Endüstriden ziraata , radyodan televizyona ve bakanlıkların idarî kademelerinde Rus uzmanları mevcuttur.”(Gerlinas , 1974)

Hürriyet ve eşitlik vaat ederek iktidara , silâh zoruyla gelen Ho Chi Minh’in ülkesi Vietnam’ın komünist yönetimin oluşmasında ve ekonomik kararların alınmasında SSCB’nin çok büyük bir desteğini gören Vietnam , Moskova’ya borçlarını ödemek için para bulamayınca 70 bin işçisini SSCB’ye gönderdi. Bu insanlar büyük bir sefalet içinde , karın tokluğuna madenlerde çalıştılar. On yıl sonra döndüklerinde 30 bini ölmüştü. (Büyük Larousse)

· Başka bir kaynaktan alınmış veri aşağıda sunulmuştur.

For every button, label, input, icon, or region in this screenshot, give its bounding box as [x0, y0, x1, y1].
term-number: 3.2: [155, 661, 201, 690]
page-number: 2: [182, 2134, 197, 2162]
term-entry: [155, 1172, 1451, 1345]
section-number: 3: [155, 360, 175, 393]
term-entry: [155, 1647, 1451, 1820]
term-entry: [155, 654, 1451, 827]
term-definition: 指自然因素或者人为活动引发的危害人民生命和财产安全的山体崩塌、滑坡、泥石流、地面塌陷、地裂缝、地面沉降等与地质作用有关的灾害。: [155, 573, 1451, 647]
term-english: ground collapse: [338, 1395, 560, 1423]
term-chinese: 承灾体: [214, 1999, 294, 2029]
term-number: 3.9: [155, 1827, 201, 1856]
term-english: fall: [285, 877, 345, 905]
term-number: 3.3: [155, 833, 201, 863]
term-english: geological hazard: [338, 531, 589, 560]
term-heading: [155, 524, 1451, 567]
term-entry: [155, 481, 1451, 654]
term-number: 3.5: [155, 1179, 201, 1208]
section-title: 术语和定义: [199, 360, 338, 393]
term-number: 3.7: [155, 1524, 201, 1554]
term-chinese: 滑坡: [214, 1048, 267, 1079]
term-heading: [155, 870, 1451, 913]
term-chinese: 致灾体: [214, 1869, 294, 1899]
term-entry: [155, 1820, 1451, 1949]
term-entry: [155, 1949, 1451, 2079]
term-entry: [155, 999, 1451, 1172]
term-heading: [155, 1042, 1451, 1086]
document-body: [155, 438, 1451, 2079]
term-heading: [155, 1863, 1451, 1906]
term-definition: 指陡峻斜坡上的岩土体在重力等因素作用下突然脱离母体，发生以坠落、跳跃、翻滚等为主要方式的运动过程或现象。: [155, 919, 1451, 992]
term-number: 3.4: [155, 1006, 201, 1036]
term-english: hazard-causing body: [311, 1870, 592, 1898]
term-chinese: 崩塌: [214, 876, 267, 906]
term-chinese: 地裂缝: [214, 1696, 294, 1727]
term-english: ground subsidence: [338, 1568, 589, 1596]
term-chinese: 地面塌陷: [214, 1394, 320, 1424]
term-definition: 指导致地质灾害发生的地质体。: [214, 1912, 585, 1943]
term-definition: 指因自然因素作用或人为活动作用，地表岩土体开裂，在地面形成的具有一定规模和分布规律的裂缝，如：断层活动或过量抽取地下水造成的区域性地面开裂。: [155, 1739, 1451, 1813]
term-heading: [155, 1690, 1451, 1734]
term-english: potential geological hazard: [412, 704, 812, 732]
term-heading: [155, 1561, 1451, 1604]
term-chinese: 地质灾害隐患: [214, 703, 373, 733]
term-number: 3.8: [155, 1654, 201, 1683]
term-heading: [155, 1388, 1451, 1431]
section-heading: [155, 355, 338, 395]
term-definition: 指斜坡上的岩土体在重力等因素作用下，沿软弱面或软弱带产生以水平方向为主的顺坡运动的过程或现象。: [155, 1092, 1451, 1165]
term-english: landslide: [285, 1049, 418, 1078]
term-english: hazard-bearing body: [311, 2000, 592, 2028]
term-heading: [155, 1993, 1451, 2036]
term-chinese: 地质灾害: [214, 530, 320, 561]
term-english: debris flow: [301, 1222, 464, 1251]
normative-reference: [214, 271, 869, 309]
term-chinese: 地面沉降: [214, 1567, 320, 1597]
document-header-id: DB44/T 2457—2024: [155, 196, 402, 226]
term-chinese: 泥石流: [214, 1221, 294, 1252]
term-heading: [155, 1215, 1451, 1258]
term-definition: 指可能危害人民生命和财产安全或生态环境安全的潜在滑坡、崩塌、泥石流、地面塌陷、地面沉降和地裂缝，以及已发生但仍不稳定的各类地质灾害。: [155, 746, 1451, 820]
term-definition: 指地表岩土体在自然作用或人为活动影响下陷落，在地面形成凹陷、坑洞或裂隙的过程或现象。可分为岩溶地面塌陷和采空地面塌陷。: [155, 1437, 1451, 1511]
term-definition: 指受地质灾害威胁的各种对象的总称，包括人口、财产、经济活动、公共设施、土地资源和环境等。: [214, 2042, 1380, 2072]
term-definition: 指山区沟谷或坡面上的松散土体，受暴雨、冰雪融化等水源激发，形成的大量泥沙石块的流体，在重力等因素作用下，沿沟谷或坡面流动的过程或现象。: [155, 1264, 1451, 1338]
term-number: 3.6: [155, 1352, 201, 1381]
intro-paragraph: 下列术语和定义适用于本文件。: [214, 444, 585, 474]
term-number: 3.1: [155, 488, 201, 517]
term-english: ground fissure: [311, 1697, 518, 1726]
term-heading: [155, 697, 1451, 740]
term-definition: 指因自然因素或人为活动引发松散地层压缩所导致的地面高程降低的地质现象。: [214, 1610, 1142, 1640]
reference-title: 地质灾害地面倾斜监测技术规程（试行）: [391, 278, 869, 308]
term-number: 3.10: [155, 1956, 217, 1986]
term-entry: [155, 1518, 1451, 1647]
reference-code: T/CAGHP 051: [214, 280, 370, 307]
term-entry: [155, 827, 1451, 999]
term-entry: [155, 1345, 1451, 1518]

Ho Chi Minh’ten sonra iktidara gelenler , büyük bir katılıkla komünist uygulamayı sürdürdüler. Ancak son yıllarda kısmî liberalleşme başlamıştır. Fakat , halkın bir çok özgürlüğü hâlâ sınırlı , fakirlik ise alt seviyededir.
Böyle bir insanlık dramını , asla ve asla tarih yazmamıştır. Milyonlarca ölü , milyonlarca aç , sefil , perişan ; milyonlarca insan ise komünizme muhalefet suçundan barakalarda ölüme terk edilmiş. Tek kelimeyle Vietnam Cehennemi… İşte komünizmin uygulandığı yer…
Andre Gelinas

(Halit ERTUĞRUL'un "dünyayı ağlatanlar" kitabından alıntıdır)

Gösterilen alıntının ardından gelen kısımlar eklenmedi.